Home

Awesome

mesos-distcc: distcc on Mesos.

Usage:

mesos-distcc [pump] make -jN CC='distcc gcc' CXX='distcc g++'

Alternatively:

./configure CC='distcc gcc' CXX='distcc g++'
mesos-distcc [pump] make -jN

How does this work?

mesos-distcc will introspect the make command to determine the number of distccd workers that need to be run to acheive the desired build parallelism.

Then, the DistCCScheduler is started and connects to a Mesos master specified in your environment or your mesos-distcc.rc file, it will attempt to run distccd servers on Mesos. Once these are running, the make command is run with DISTCC_HOSTS and DISTCC_POTENTIAL_HOSTS set in its environment.

Once compilation is complete, the scheduler tears down the temporary distccd cluster.

Installation

PYTHONPATH=/home/bmahler/mesos-0.17.0/build/src/python/dist/mesos-0.17.0-py2.6-linux-x86_64.egg:/home/bmahler/mesos-0.17.0/build/3rdparty/libprocess/3rdparty/protobuf-2.4.1/python/dist/protobuf-2.4.1-py2.6.egg
./configure CC='distcc gcc' CXX='distcc g++'
./mesos-distcc make -j200

FAQ:

Q. mesos-distcc fails with ImportError: No module named mesos.

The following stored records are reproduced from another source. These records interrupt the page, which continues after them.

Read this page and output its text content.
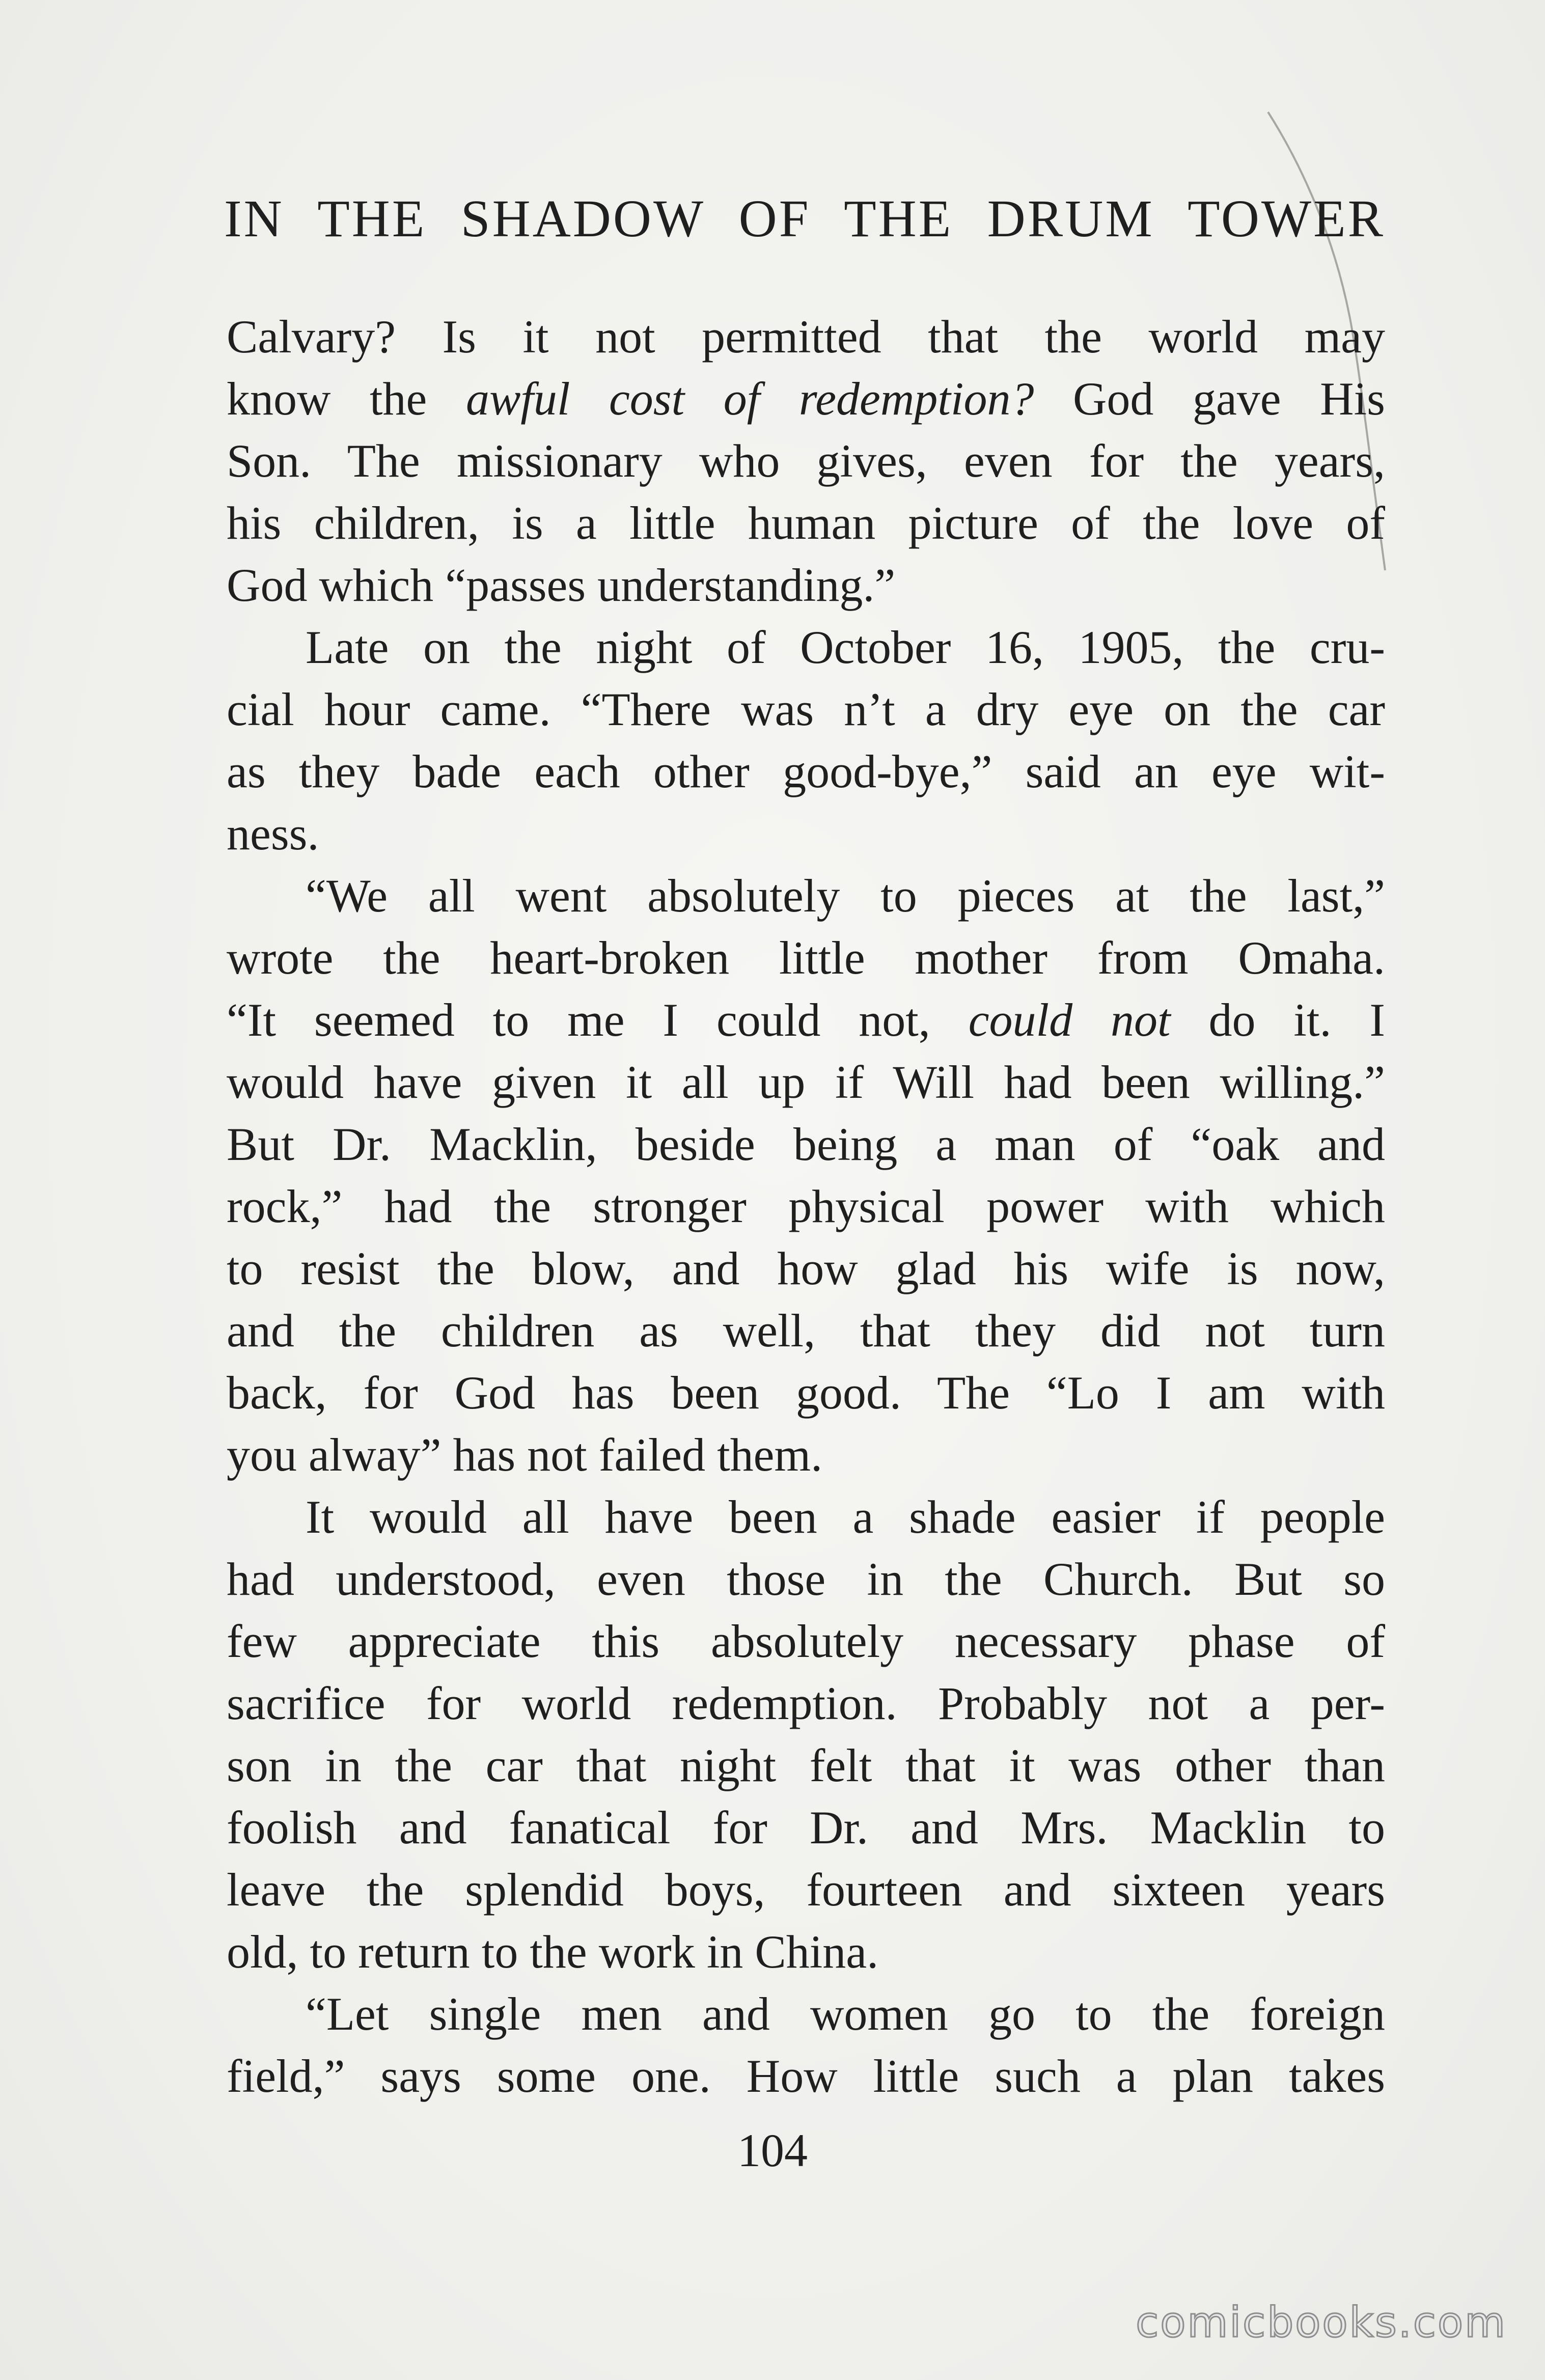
IN THE SHADOW OF THE DRUM TOWER
Calvary? Is it not permitted that the world may
know the awful cost of redemption? God gave His
Son. The missionary who gives, even for the years,
his children, is a little human picture of the love of
God which “passes understanding.”
Late on the night of October 16, 1905, the cru-
cial hour came. “There was n’t a dry eye on the car
as they bade each other good-bye,” said an eye wit-
ness.
“We all went absolutely to pieces at the last,”
wrote the heart-broken little mother from Omaha.
“It seemed to me I could not, could not do it. I
would have given it all up if Will had been willing.”
But Dr. Macklin, beside being a man of “oak and
rock,” had the stronger physical power with which
to resist the blow, and how glad his wife is now,
and the children as well, that they did not turn
back, for God has been good. The “Lo I am with
you alway” has not failed them.
It would all have been a shade easier if people
had understood, even those in the Church. But so
few appreciate this absolutely necessary phase of
sacrifice for world redemption. Probably not a per-
son in the car that night felt that it was other than
foolish and fanatical for Dr. and Mrs. Macklin to
leave the splendid boys, fourteen and sixteen years
old, to return to the work in China.
“Let single men and women go to the foreign
field,” says some one. How little such a plan takes
104
comicbooks.com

You'll need to ensure your PYTHONPATH is pointing to the Mesos eggs, for example:

PYTHONPATH=/home/bmahler/mesos-0.17.0/build/src/python/dist/mesos-0.17.0-py2.6-linux-x86_64.egg:/home/bmahler/mesos-0.17.0/build/3rdparty/libprocess/3rdparty/protobuf-2.4.1/python/dist/protobuf-2.4.1-py2.6.egg /home/bmahler/mesos-distcc/mesos-distcc make -j200'

Unfortunately, make install of Mesos does not install these eggs to be detected automatically by Python, see: MESOS-899.

Q. Why can't I run a long-lived distcc cluster?

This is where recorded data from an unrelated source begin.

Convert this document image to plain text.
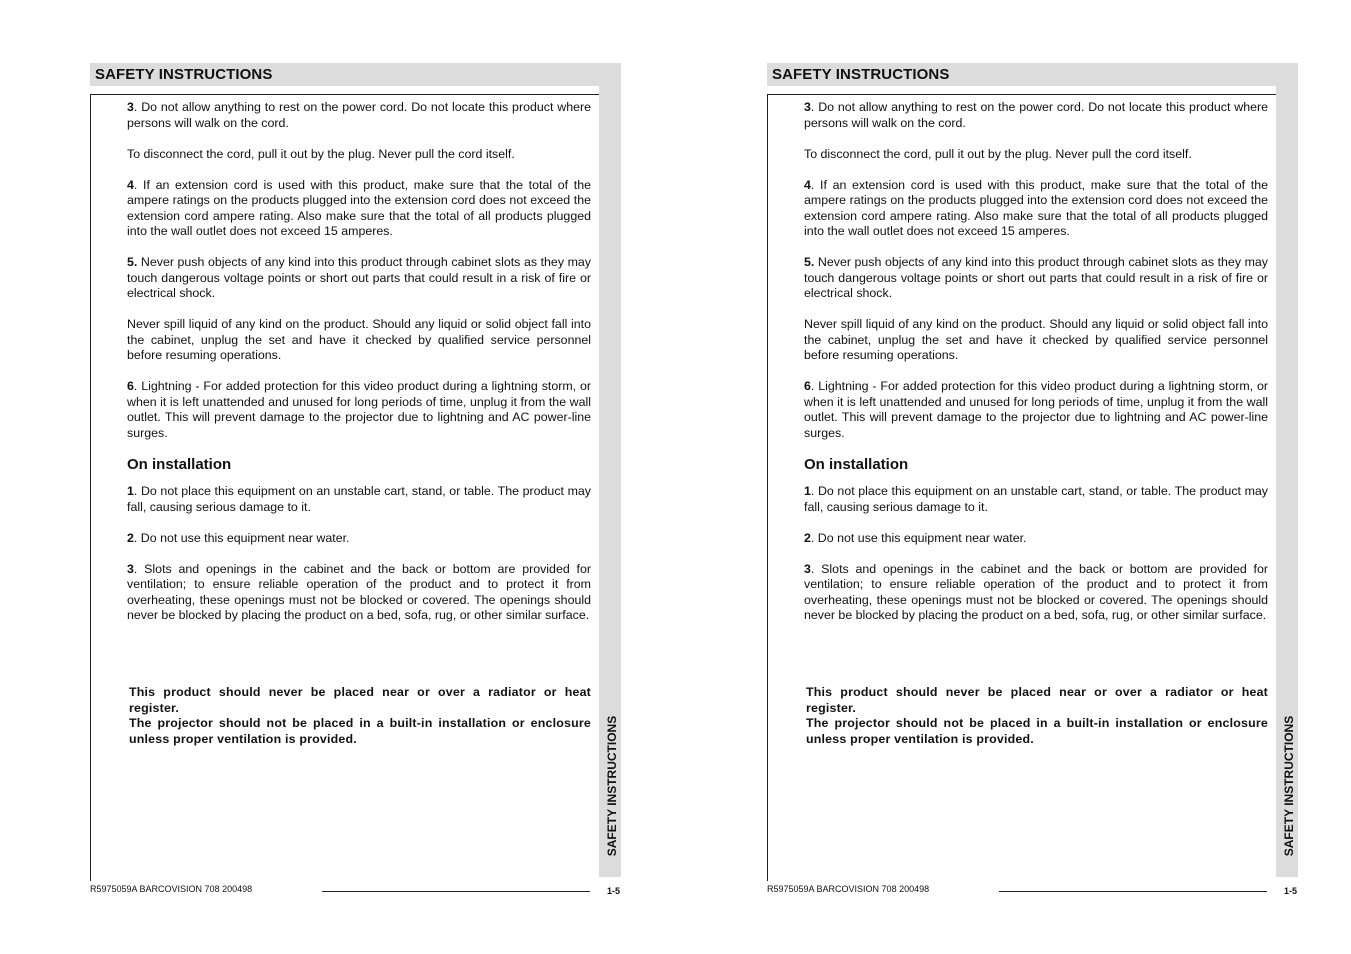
SAFETY INSTRUCTIONS
SAFETY INSTRUCTIONS

3. Do not allow anything to rest on the power cord. Do not locate this product where persons will walk on the cord.

To disconnect the cord, pull it out by the plug. Never pull the cord itself.

4. If an extension cord is used with this product, make sure that the total of the ampere ratings on the products plugged into the extension cord does not exceed the extension cord ampere rating. Also make sure that the total of all products plugged into the wall outlet does not exceed 15 amperes.

5. Never push objects of any kind into this product through cabinet slots as they may touch dangerous voltage points or short out parts that could result in a risk of fire or electrical shock.

Never spill liquid of any kind on the product. Should any liquid or solid object fall into the cabinet, unplug the set and have it checked by qualified service personnel before resuming operations.

6. Lightning - For added protection for this video product during a lightning storm, or when it is left unattended and unused for long periods of time, unplug it from the wall outlet. This will prevent damage to the projector due to lightning and AC power-line surges.

On installation

1. Do not place this equipment on an unstable cart, stand, or table. The product may fall, causing serious damage to it.

2. Do not use this equipment near water.

3. Slots and openings in the cabinet and the back or bottom are provided for ventilation; to ensure reliable operation of the product and to protect it from overheating, these openings must not be blocked or covered. The openings should never be blocked by placing the product on a bed, sofa, rug, or other similar surface.

This product should never be placed near or over a radiator or heat register.

The projector should not be placed in a built-in installation or enclosure unless proper ventilation is provided.

R5975059A BARCOVISION 708 200498	1-5
SAFETY INSTRUCTIONS
SAFETY INSTRUCTIONS

3. Do not allow anything to rest on the power cord. Do not locate this product where persons will walk on the cord.

To disconnect the cord, pull it out by the plug. Never pull the cord itself.

4. If an extension cord is used with this product, make sure that the total of the ampere ratings on the products plugged into the extension cord does not exceed the extension cord ampere rating. Also make sure that the total of all products plugged into the wall outlet does not exceed 15 amperes.

5. Never push objects of any kind into this product through cabinet slots as they may touch dangerous voltage points or short out parts that could result in a risk of fire or electrical shock.

Never spill liquid of any kind on the product. Should any liquid or solid object fall into the cabinet, unplug the set and have it checked by qualified service personnel before resuming operations.

6. Lightning - For added protection for this video product during a lightning storm, or when it is left unattended and unused for long periods of time, unplug it from the wall outlet. This will prevent damage to the projector due to lightning and AC power-line surges.

On installation

1. Do not place this equipment on an unstable cart, stand, or table. The product may fall, causing serious damage to it.

2. Do not use this equipment near water.

3. Slots and openings in the cabinet and the back or bottom are provided for ventilation; to ensure reliable operation of the product and to protect it from overheating, these openings must not be blocked or covered. The openings should never be blocked by placing the product on a bed, sofa, rug, or other similar surface.

This product should never be placed near or over a radiator or heat register.

The projector should not be placed in a built-in installation or enclosure unless proper ventilation is provided.

R5975059A BARCOVISION 708 200498	1-5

See the TODOs below. Starting a cluster for each make invocation was a simpler first approach, and more elastic (it avoids keeping distccd daemons running when not in use). A long-lived distcc cluster would either be statically sized, or would need to introspect into the distcc state to determine how to size the cluster.

One downside of the current approach is that there is no sharing of the distccd servers across different builds.

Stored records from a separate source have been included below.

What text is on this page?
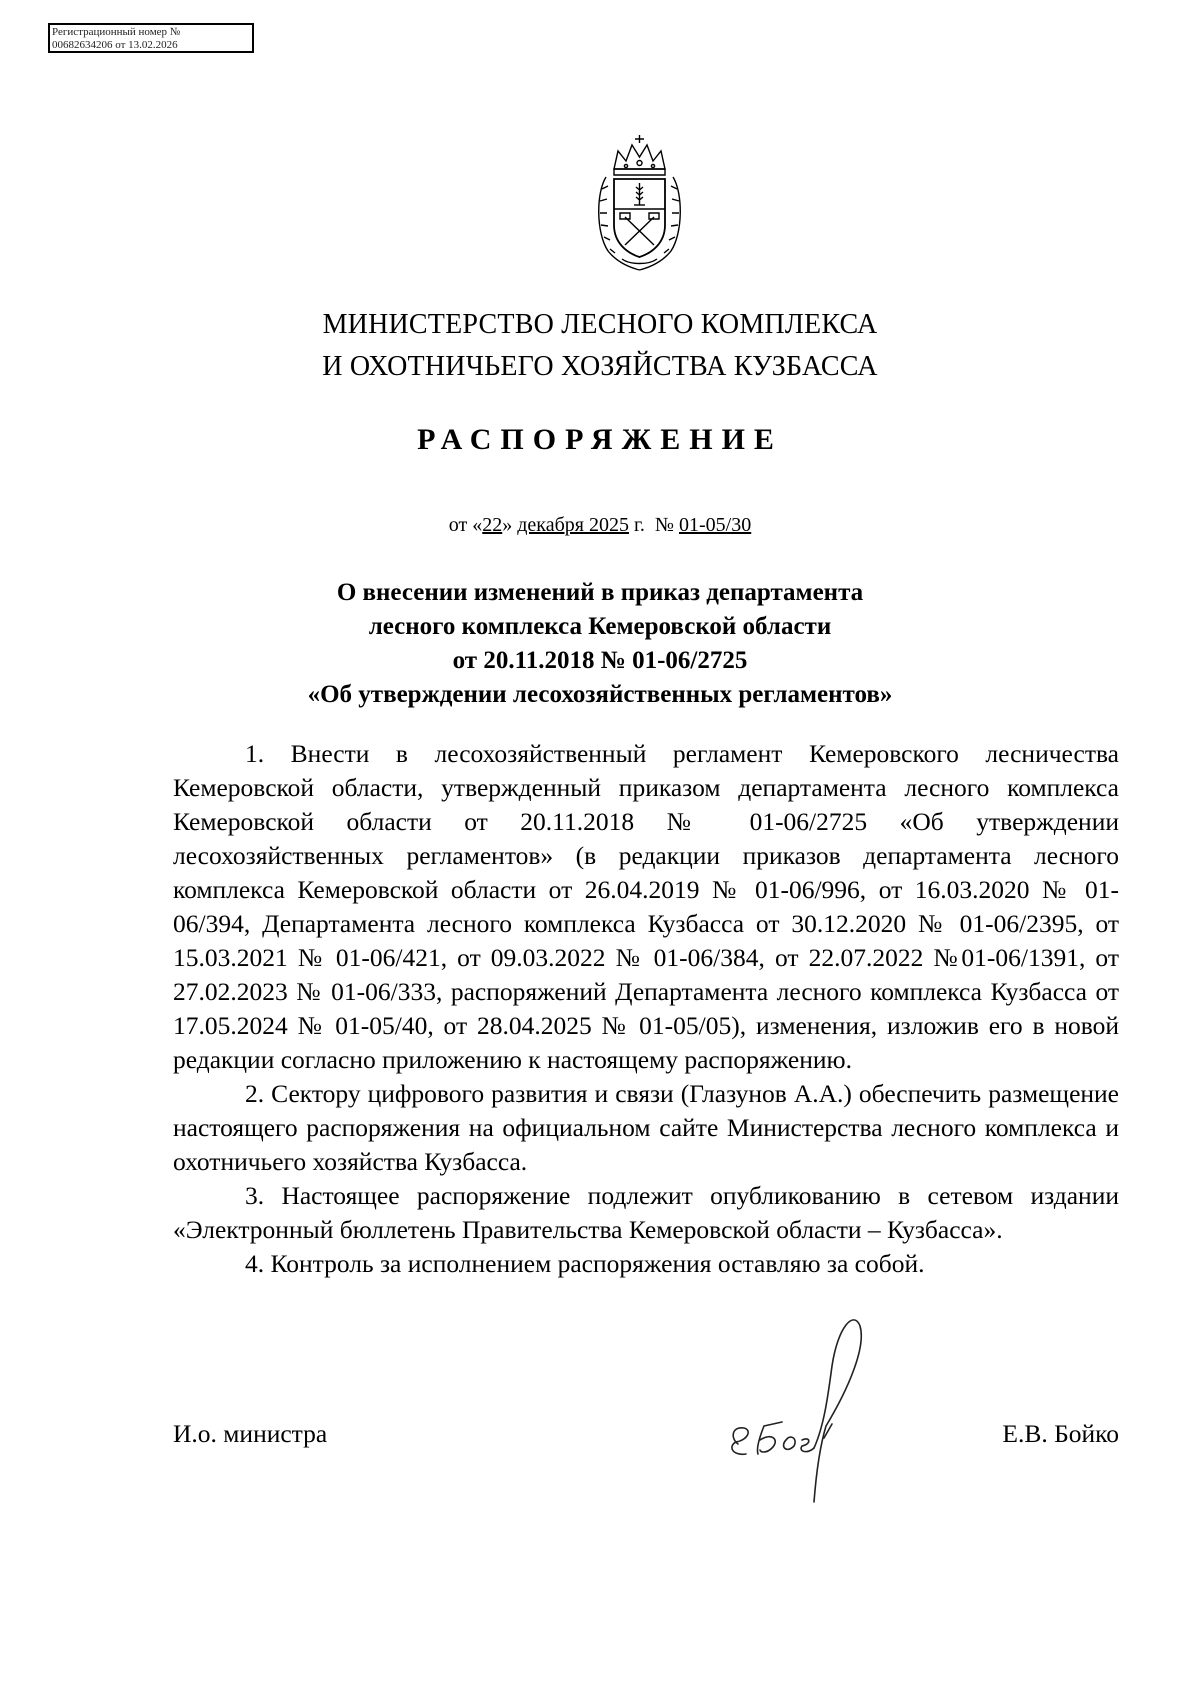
Регистрационный номер №
00682634206 от 13.02.2026
МИНИСТЕРСТВО ЛЕСНОГО КОМПЛЕКСА
И ОХОТНИЧЬЕГО ХОЗЯЙСТВА КУЗБАССА
РАСПОРЯЖЕНИЕ
от «22» декабря 2025 г.  № 01-05/30
О внесении изменений в приказ департамента
лесного комплекса Кемеровской области
от 20.11.2018 № 01-06/2725
«Об утверждении лесохозяйственных регламентов»

1. Внести в лесохозяйственный регламент Кемеровского лесничества Кемеровской области, утвержденный приказом департамента лесного комплекса Кемеровской области от 20.11.2018 № 01-06/2725 «Об утверждении лесохозяйственных регламентов» (в редакции приказов департамента лесного комплекса Кемеровской области от 26.04.2019 № 01-06/996, от 16.03.2020 № 01-06/394, Департамента лесного комплекса Кузбасса от 30.12.2020 № 01-06/2395, от 15.03.2021 № 01-06/421, от 09.03.2022 № 01-06/384, от 22.07.2022 №01-06/1391, от 27.02.2023 № 01-06/333, распоряжений Департамента лесного комплекса Кузбасса от 17.05.2024 № 01-05/40, от 28.04.2025 № 01-05/05), изменения, изложив его в новой редакции согласно приложению к настоящему распоряжению.

2. Сектору цифрового развития и связи (Глазунов А.А.) обеспечить размещение настоящего распоряжения на официальном сайте Министерства лесного комплекса и охотничьего хозяйства Кузбасса.

3. Настоящее распоряжение подлежит опубликованию в сетевом издании «Электронный бюллетень Правительства Кемеровской области – Кузбасса».

4. Контроль за исполнением распоряжения оставляю за собой.

И.о. министра	Е.В. Бойко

Q. Distcc does not seem to be communicating with the distccd servers.

You will need network access from your client machine to the slave machines (specifically, to the ports being offered as slave resources).

TODOs:

Benchmark:

I ran a quick performance test to observe the benefits for those without access to server-grade machines. To measure this, I built the Mesos project itself off of sha de4b104c.

This test was done using distcc-3.2rc1.

On a 4 core machine:

$ ../configure
$ time make check -j4 GTEST_FILTER=""
real	13m36.824s
user	43m52.899s
sys		1m46.021s

Using a 4 core machine with mesos-distcc with -j200:

$ ../configure CC=distcc CXX=distcc
$ time mesos-distcc make check -j200 GTEST_FILTER=""
real	7m01.801s
user	244.640s
sys		32.403s

On a 16 core machine:

$ ../configure
$ time make check -j16 GTEST_FILTER=""
real	9m31.985s
user	63m40.918s
sys		4m16.105s

Using mesos-distcc can provide substantial improvements when one does not have access to server-grade machines with a high core count.

The Mesos project is not wide enough to benefit substantially from using distcc. It appears the build is ~30 jobs wide at the widest point. Also, pump mode does not work for Mesos due to:

https://code.google.com/p/distcc/issues/detail?id=40 https://code.google.com/p/distcc/issues/detail?id=16

Projects that are immune to these distcc issues would benefit further when using pump mode. See the distcc documentation for typical project benchmarks.